François Hardy: A l’âge de dix-huit ans, sur les conseils de mon médecin, je suis allée voir un astrologue, André Barbault. Je n’y connaissais rien et m’attendais à me faire prédire mon avenir. Lorsque j’ai entendu ce monsieur, que je rencontrais pour la première fois, me parler de mes problèmes personnels, me dire des choses intimes à partir de mon thème, je me suis dit qu’il y avait là quelque chose d’étonnant. Cela fut le point de départ. Plus tard, lorsque j’ai cessé de faire de la scène, j’ai profité de mes loisirs pour suivre des cours d’astrologie. De fil en aiguille, j’ai rencontré Jean-Pierre Nicolas qui m’a proposé de collaborer à une revue qu’il fondait. Par la suite, nous avons animé ensemble une émission astrologique sur RMC. Cette collaboration m’a conduit à étudier son approche de l’astrologie, très différente de celles qui ont cours par ailleurs.
Gilles Farcet : Vous considérez-vous aujourd’hui comme astrologue ?
Françoise Hardy : Oui, tout de même…
Gilles Farcet : Que cherchez-vous à travers l’astrologie?
Françoise Hardy : Au départ, je voulais comprendre un peu plus à qui j’avais à faire, lorsque je rencontrais quelqu’un. C’était un moyen de connaître les autres et aussi, bien sûr, de me connaître moi-même. Avec le temps, je me suis aperçue que les informations astrologiques étaient très limitées : elles n’indiquent en effet que des prédispositions, sans dire ce que le sujet va en faire. Chaque être humain est conditionné par beaucoup d’autres choses que son ciel de naissance. Prenant conscience de ces limites, j’ai eu envie de compléter l’astrologie par autre chose. J’avais songé à la morphopsychologie, puis un heureux concours de circonstances m’a fait rencontrer Christian Dulcy qui m’a convaincu de m’initier à la graphologie. Je continue aujourd’hui de suivre des cours dans cette dernière discipline, qui me paraît être une science extrêmement complexe. Il est, à mon avis, plus difficile d’analyser une écriture que d’analyser un ciel de naissance dans lequel il n’y a guère que les douze signes, les neuf planètes et le soleil. Les combinaisons varient, bien entendu, mais on retrouve toujours un peu les mêmes configurations. Les informations dispensées par le thème restent beaucoup moins précises que celles données par l’analyse graphologique dans laquelle entrent en jeu davantage de paramètres. En contrepartie, le thème est plus facile à manier. La graphologie exige, me semble-t-il, beaucoup plus de compétences, de dons, ou d’années de travail que l’astrologie. Ce qui n’enlève rien à l’intérêt de cette dernière.

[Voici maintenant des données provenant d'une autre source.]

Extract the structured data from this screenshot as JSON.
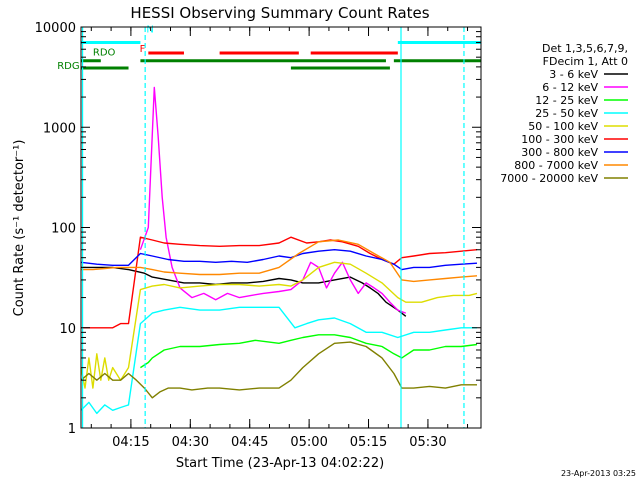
{
  "chart_data": {
    "type": "line",
    "title": "HESSI Observing Summary Count Rates",
    "xlabel": "Start Time (23-Apr-13 04:02:22)",
    "ylabel": "Count Rate (s⁻¹ detector⁻¹)",
    "y_scale": "log",
    "ylim": [
      1,
      10000
    ],
    "xlim_minutes": [
      0,
      101
    ],
    "x_ticks": [
      {
        "label": "04:15",
        "min": 12.6
      },
      {
        "label": "04:30",
        "min": 27.6
      },
      {
        "label": "04:45",
        "min": 42.6
      },
      {
        "label": "05:00",
        "min": 57.6
      },
      {
        "label": "05:15",
        "min": 72.6
      },
      {
        "label": "05:30",
        "min": 87.6
      }
    ],
    "y_ticks": [
      {
        "label": "1",
        "value": 1
      },
      {
        "label": "10",
        "value": 10
      },
      {
        "label": "100",
        "value": 100
      },
      {
        "label": "1000",
        "value": 1000
      },
      {
        "label": "10000",
        "value": 10000
      }
    ],
    "legend_header": [
      "Det 1,3,5,6,7,9,",
      "FDecim 1, Att 0"
    ],
    "legend_position": "right",
    "series": [
      {
        "name": "3 - 6 keV",
        "color": "#000000",
        "points": [
          [
            0,
            40
          ],
          [
            8,
            40
          ],
          [
            12,
            38
          ],
          [
            16,
            35
          ],
          [
            18,
            32
          ],
          [
            22,
            30
          ],
          [
            26,
            28
          ],
          [
            30,
            28
          ],
          [
            34,
            27
          ],
          [
            38,
            28
          ],
          [
            42,
            28
          ],
          [
            46,
            29
          ],
          [
            50,
            31
          ],
          [
            53,
            30
          ],
          [
            56,
            28
          ],
          [
            60,
            28
          ],
          [
            64,
            30
          ],
          [
            68,
            32
          ],
          [
            71,
            28
          ],
          [
            73,
            25
          ],
          [
            75,
            22
          ],
          [
            77,
            18
          ],
          [
            80,
            15
          ],
          [
            82,
            13
          ]
        ]
      },
      {
        "name": "6 - 12 keV",
        "color": "#ff00ff",
        "points": [
          [
            15,
            60
          ],
          [
            17,
            100
          ],
          [
            18.5,
            2500
          ],
          [
            19.5,
            800
          ],
          [
            20.5,
            200
          ],
          [
            21.5,
            80
          ],
          [
            23,
            40
          ],
          [
            25,
            25
          ],
          [
            28,
            20
          ],
          [
            31,
            22
          ],
          [
            34,
            19
          ],
          [
            37,
            22
          ],
          [
            40,
            20
          ],
          [
            43,
            21
          ],
          [
            46,
            22
          ],
          [
            50,
            23
          ],
          [
            53,
            24
          ],
          [
            56,
            30
          ],
          [
            58,
            45
          ],
          [
            60,
            40
          ],
          [
            62,
            25
          ],
          [
            64,
            35
          ],
          [
            66,
            45
          ],
          [
            68,
            30
          ],
          [
            70,
            22
          ],
          [
            72,
            28
          ],
          [
            74,
            25
          ],
          [
            76,
            22
          ],
          [
            78,
            18
          ],
          [
            80,
            15
          ],
          [
            82,
            14
          ]
        ]
      },
      {
        "name": "12 - 25 keV",
        "color": "#00ff00",
        "points": [
          [
            15,
            4
          ],
          [
            17,
            4.5
          ],
          [
            18,
            5
          ],
          [
            21,
            6
          ],
          [
            25,
            6.5
          ],
          [
            30,
            6.5
          ],
          [
            35,
            6.8
          ],
          [
            40,
            7
          ],
          [
            44,
            7.5
          ],
          [
            50,
            7
          ],
          [
            53,
            7.5
          ],
          [
            56,
            8
          ],
          [
            60,
            8.5
          ],
          [
            64,
            8.5
          ],
          [
            68,
            8
          ],
          [
            72,
            7
          ],
          [
            76,
            6.5
          ],
          [
            79,
            5.5
          ],
          [
            81,
            5
          ],
          [
            84,
            6
          ],
          [
            88,
            6
          ],
          [
            92,
            6.5
          ],
          [
            96,
            6.5
          ],
          [
            100,
            6.8
          ]
        ]
      },
      {
        "name": "25 - 50 keV",
        "color": "#00ffff",
        "points": [
          [
            0,
            1.5
          ],
          [
            2,
            1.8
          ],
          [
            4,
            1.4
          ],
          [
            6,
            1.7
          ],
          [
            8,
            1.5
          ],
          [
            10,
            1.6
          ],
          [
            12,
            1.7
          ],
          [
            15,
            11
          ],
          [
            18,
            14
          ],
          [
            21,
            15
          ],
          [
            25,
            16
          ],
          [
            30,
            15
          ],
          [
            35,
            15
          ],
          [
            40,
            16
          ],
          [
            45,
            16
          ],
          [
            50,
            16
          ],
          [
            54,
            10
          ],
          [
            57,
            11
          ],
          [
            60,
            12
          ],
          [
            64,
            12.5
          ],
          [
            68,
            11
          ],
          [
            72,
            9
          ],
          [
            76,
            9
          ],
          [
            80,
            8
          ],
          [
            84,
            9
          ],
          [
            88,
            9
          ],
          [
            92,
            9.5
          ],
          [
            96,
            10
          ],
          [
            100,
            10
          ]
        ]
      },
      {
        "name": "50 - 100 keV",
        "color": "#dddd00",
        "points": [
          [
            0,
            4
          ],
          [
            1,
            2.5
          ],
          [
            2,
            5
          ],
          [
            3,
            2.5
          ],
          [
            4,
            5.5
          ],
          [
            5,
            3
          ],
          [
            6,
            5
          ],
          [
            7,
            3
          ],
          [
            8,
            4
          ],
          [
            10,
            3
          ],
          [
            12,
            4
          ],
          [
            15,
            24
          ],
          [
            18,
            26
          ],
          [
            21,
            27
          ],
          [
            25,
            25
          ],
          [
            30,
            26
          ],
          [
            35,
            27
          ],
          [
            40,
            27
          ],
          [
            45,
            26
          ],
          [
            50,
            27
          ],
          [
            53,
            26
          ],
          [
            56,
            30
          ],
          [
            60,
            40
          ],
          [
            64,
            45
          ],
          [
            68,
            43
          ],
          [
            72,
            35
          ],
          [
            76,
            28
          ],
          [
            80,
            20
          ],
          [
            82,
            18
          ],
          [
            86,
            18
          ],
          [
            90,
            20
          ],
          [
            94,
            21
          ],
          [
            98,
            21
          ],
          [
            100,
            22
          ]
        ]
      },
      {
        "name": "100 - 300 keV",
        "color": "#ff0000",
        "points": [
          [
            0,
            10
          ],
          [
            3,
            10
          ],
          [
            6,
            10
          ],
          [
            8,
            10
          ],
          [
            10,
            11
          ],
          [
            12,
            11
          ],
          [
            15,
            80
          ],
          [
            18,
            75
          ],
          [
            21,
            70
          ],
          [
            25,
            68
          ],
          [
            30,
            66
          ],
          [
            35,
            65
          ],
          [
            40,
            66
          ],
          [
            45,
            66
          ],
          [
            50,
            70
          ],
          [
            53,
            80
          ],
          [
            57,
            70
          ],
          [
            60,
            72
          ],
          [
            63,
            75
          ],
          [
            66,
            72
          ],
          [
            70,
            65
          ],
          [
            73,
            55
          ],
          [
            76,
            48
          ],
          [
            79,
            43
          ],
          [
            81,
            50
          ],
          [
            84,
            52
          ],
          [
            88,
            55
          ],
          [
            92,
            56
          ],
          [
            96,
            58
          ],
          [
            100,
            60
          ]
        ]
      },
      {
        "name": "300 - 800 keV",
        "color": "#0000ff",
        "points": [
          [
            0,
            45
          ],
          [
            4,
            43
          ],
          [
            8,
            42
          ],
          [
            12,
            42
          ],
          [
            15,
            55
          ],
          [
            18,
            52
          ],
          [
            22,
            48
          ],
          [
            26,
            46
          ],
          [
            30,
            46
          ],
          [
            34,
            45
          ],
          [
            38,
            46
          ],
          [
            42,
            45
          ],
          [
            46,
            48
          ],
          [
            50,
            52
          ],
          [
            53,
            50
          ],
          [
            56,
            55
          ],
          [
            60,
            58
          ],
          [
            64,
            60
          ],
          [
            68,
            58
          ],
          [
            72,
            52
          ],
          [
            76,
            48
          ],
          [
            79,
            43
          ],
          [
            81,
            38
          ],
          [
            84,
            40
          ],
          [
            88,
            40
          ],
          [
            92,
            42
          ],
          [
            96,
            43
          ],
          [
            100,
            44
          ]
        ]
      },
      {
        "name": "800 - 7000 keV",
        "color": "#ff8800",
        "points": [
          [
            0,
            38
          ],
          [
            3,
            38
          ],
          [
            6,
            39
          ],
          [
            9,
            40
          ],
          [
            12,
            40
          ],
          [
            15,
            40
          ],
          [
            18,
            38
          ],
          [
            21,
            36
          ],
          [
            25,
            35
          ],
          [
            30,
            34
          ],
          [
            35,
            34
          ],
          [
            40,
            35
          ],
          [
            45,
            35
          ],
          [
            50,
            40
          ],
          [
            55,
            55
          ],
          [
            60,
            72
          ],
          [
            65,
            75
          ],
          [
            70,
            68
          ],
          [
            74,
            55
          ],
          [
            78,
            45
          ],
          [
            81,
            30
          ],
          [
            84,
            29
          ],
          [
            88,
            30
          ],
          [
            92,
            31
          ],
          [
            96,
            32
          ],
          [
            100,
            33
          ]
        ]
      },
      {
        "name": "7000 - 20000 keV",
        "color": "#808000",
        "points": [
          [
            0,
            3
          ],
          [
            2,
            3.5
          ],
          [
            4,
            3
          ],
          [
            6,
            3.5
          ],
          [
            8,
            3
          ],
          [
            10,
            3
          ],
          [
            12,
            3.5
          ],
          [
            14,
            3
          ],
          [
            16,
            2.5
          ],
          [
            18,
            2
          ],
          [
            20,
            2.3
          ],
          [
            22,
            2.5
          ],
          [
            25,
            2.5
          ],
          [
            28,
            2.4
          ],
          [
            32,
            2.5
          ],
          [
            35,
            2.5
          ],
          [
            40,
            2.4
          ],
          [
            45,
            2.5
          ],
          [
            50,
            2.5
          ],
          [
            53,
            3
          ],
          [
            56,
            4
          ],
          [
            60,
            5.5
          ],
          [
            64,
            7
          ],
          [
            68,
            7.2
          ],
          [
            72,
            6.5
          ],
          [
            76,
            5
          ],
          [
            79,
            3.5
          ],
          [
            81,
            2.5
          ],
          [
            84,
            2.5
          ],
          [
            88,
            2.6
          ],
          [
            92,
            2.5
          ],
          [
            96,
            2.7
          ],
          [
            100,
            2.7
          ]
        ]
      }
    ],
    "flag_bars": [
      {
        "color": "#00ffff",
        "level": 7000,
        "segments": [
          [
            0,
            15
          ],
          [
            80,
            101
          ]
        ]
      },
      {
        "color": "#ff0000",
        "level": 5500,
        "segments": [
          [
            17,
            26
          ],
          [
            35,
            55
          ],
          [
            58,
            80
          ]
        ]
      },
      {
        "color": "#008000",
        "level": 4600,
        "segments": [
          [
            0,
            5
          ],
          [
            15,
            77
          ],
          [
            79,
            101
          ]
        ]
      },
      {
        "color": "#008000",
        "level": 3900,
        "segments": [
          [
            0,
            12
          ],
          [
            53,
            78
          ]
        ]
      }
    ],
    "flag_labels": [
      {
        "text": "N",
        "color": "#00ffff",
        "min": 16.5,
        "level": 8800
      },
      {
        "text": "F",
        "color": "#ff0000",
        "min": 14.8,
        "level": 5600
      },
      {
        "text": "RDO",
        "color": "#008000",
        "min": 3,
        "level": 5200
      },
      {
        "text": "RDG",
        "color": "#008000",
        "min": -6,
        "level": 3800
      }
    ],
    "vlines": [
      {
        "min": 0.4,
        "color": "#00ffff",
        "dash": false
      },
      {
        "min": 16.2,
        "color": "#00ffff",
        "dash": true
      },
      {
        "min": 80.8,
        "color": "#00ffff",
        "dash": false
      },
      {
        "min": 96.7,
        "color": "#00ffff",
        "dash": true
      }
    ]
  },
  "footer_timestamp": "23-Apr-2013 03:25"
}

Gilles Farcet : L’astrologie est aujourd’hui un business et un milieu dans lequel abondent les querelles d’école, les disputes de chapelle…
Françoise Hardy : Il en a toujours été ainsi. Ces querelles ne m’intéressent guère, mais il est vrai que je suis parfois un peu gênée que l’on connaisse mon intérêt pour l’astrologie dans la mesure où celle-ci n’a pas toujours bonne presse. Nombre de gens se sont, de l’extérieur, fait de cette discipline une idée souvent peu flatteuse. Cela tient sans doute au fait que l’astrologie la plus répandue est assez stupide. Et là, on est bien obligé de se situer, de se réclamer d’une école plutôt que d’une autre, quitte à devoir se montrer très critique à l’égard de certaines approches. Pour ma part, je me rattache donc à l'astrologie dite conditionaliste et suis assez agacée, par exemple, lorsque j’entends des astrologues affiliés à d’autres écoles parler de la lune noire.
Gilles Farcet : Pourquoi?
Françoise Hardy : Parce que la lune noire n’a aucune existence physique ! Jean-Pierre Nicolas promulgue une astrologie sérieuse, fondée sur les réalités astrophysiques du système solaire, cependant que d’autres mettent sur le même plan des planètes qui ont une existence physique et des points fictifs tels que la lune noire. Comment peut-on accorder la même importance, attribuer les mêmes effets à un point fictif et à une planète ? Cela m’apparaît comme une aberration, qui contribue à donner de l’astrologie une image fumeuse, tout à fait fantaisiste. Certaines écoles portent ainsi un tort considérable à l’astrologie car elles mélangent tout et n’ont pas encore saisi la réalité physique des signes du zodiaque.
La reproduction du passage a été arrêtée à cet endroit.